All the bits and pieces are here. Swords, magic, Slimes, a huge map to explore, and a world to save from some dragon-y evil.
But it all feels a little bit clunky. The genre has been refined over the nearly three decades since the game's original release, and the absence of that progression makes for a dated experience.Hero's journey
You play a hero who's thrown out into the world to continue the legacy of your forebear by finding out what's happened to a princess and slaughtering an awful lot of monsters.
The game is broken up into exploring the world map, stomping through dungeons, and taking refuge in towns. It's a rhythm that anyone who's played a JRPG in the past couple of decades will understand.
Like Dragon Quest IV and Dragon Quest VIII, Dragon Quest I has been shifted into a portrait orientation. It doesn't feel as smooth this time round, and things can get a little fiddly when you're trying to navigate closely packed corners of the world.

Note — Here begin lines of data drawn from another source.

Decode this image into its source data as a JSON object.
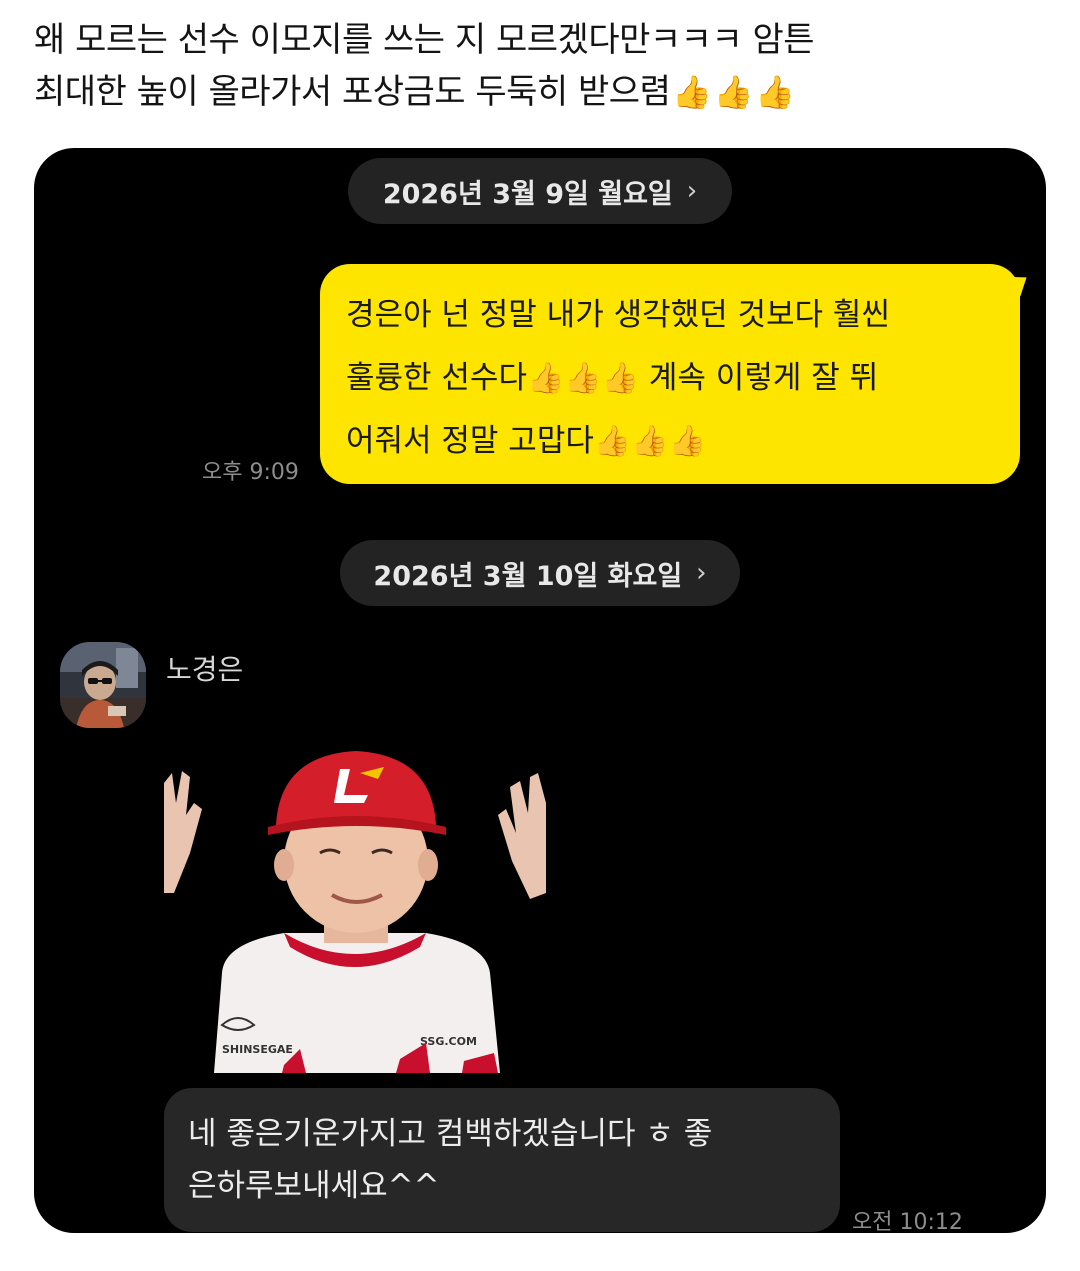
{
  "post": {
    "caption_line1": "왜 모르는 선수 이모지를 쓰는 지 모르겠다만ㅋㅋㅋ 암튼",
    "caption_line2": "최대한 높이 올라가서 포상금도 두둑히 받으렴",
    "caption_emojis": [
      "👍",
      "👍",
      "👍"
    ]
  },
  "chat": {
    "date_divider_1": "2026년 3월 9일 월요일",
    "date_divider_2": "2026년 3월 10일 화요일",
    "chevron": "›",
    "outgoing": {
      "line1": "경은아 넌 정말 내가 생각했던 것보다 훨씬",
      "line2_a": "훌륭한 선수다",
      "line2_b": " 계속 이렇게 잘 뛰",
      "line3": "어줘서 정말 고맙다",
      "emoji": "👍",
      "time": "오후 9:09"
    },
    "incoming": {
      "sender": "노경은",
      "sticker_label_1": "SHINSEGAE",
      "sticker_label_2": "SSG.COM",
      "line1": "네 좋은기운가지고 컴백하겠습니다 ㅎ 좋",
      "line2": "은하루보내세요^^",
      "time": "오전 10:12"
    },
    "colors": {
      "outgoing_bubble": "#fee500",
      "incoming_bubble": "#272727",
      "background": "#000000",
      "date_pill": "#232323"
    }
  }
}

Battles are turn-based and simple. You can attack, use magic, quaff an item, or try and leg it. If you don't flee you and your opponent will whomp each other until one of you runs out of hit points.In my day
As a piece of nostalgia that fits neatly in your pocket, Dragon Quest I is perfectly solid. It's much cheaper than the previous mobile entries in the series as well, which is a sensible move from Square Enix.
Mainly because if it was charging a tenner for Dragon Quest I I'd tell you to avoid it like the plague. It's a decent game, and a good way of seeing how far the series and the genre have come, but its legs are starting to wobble a little.
Through rose tinted spectacles it's a classic JRPG for barely any cash at all. But once those wistful pangs of memory have worn off you'll probably find yourself wandering away to play something else.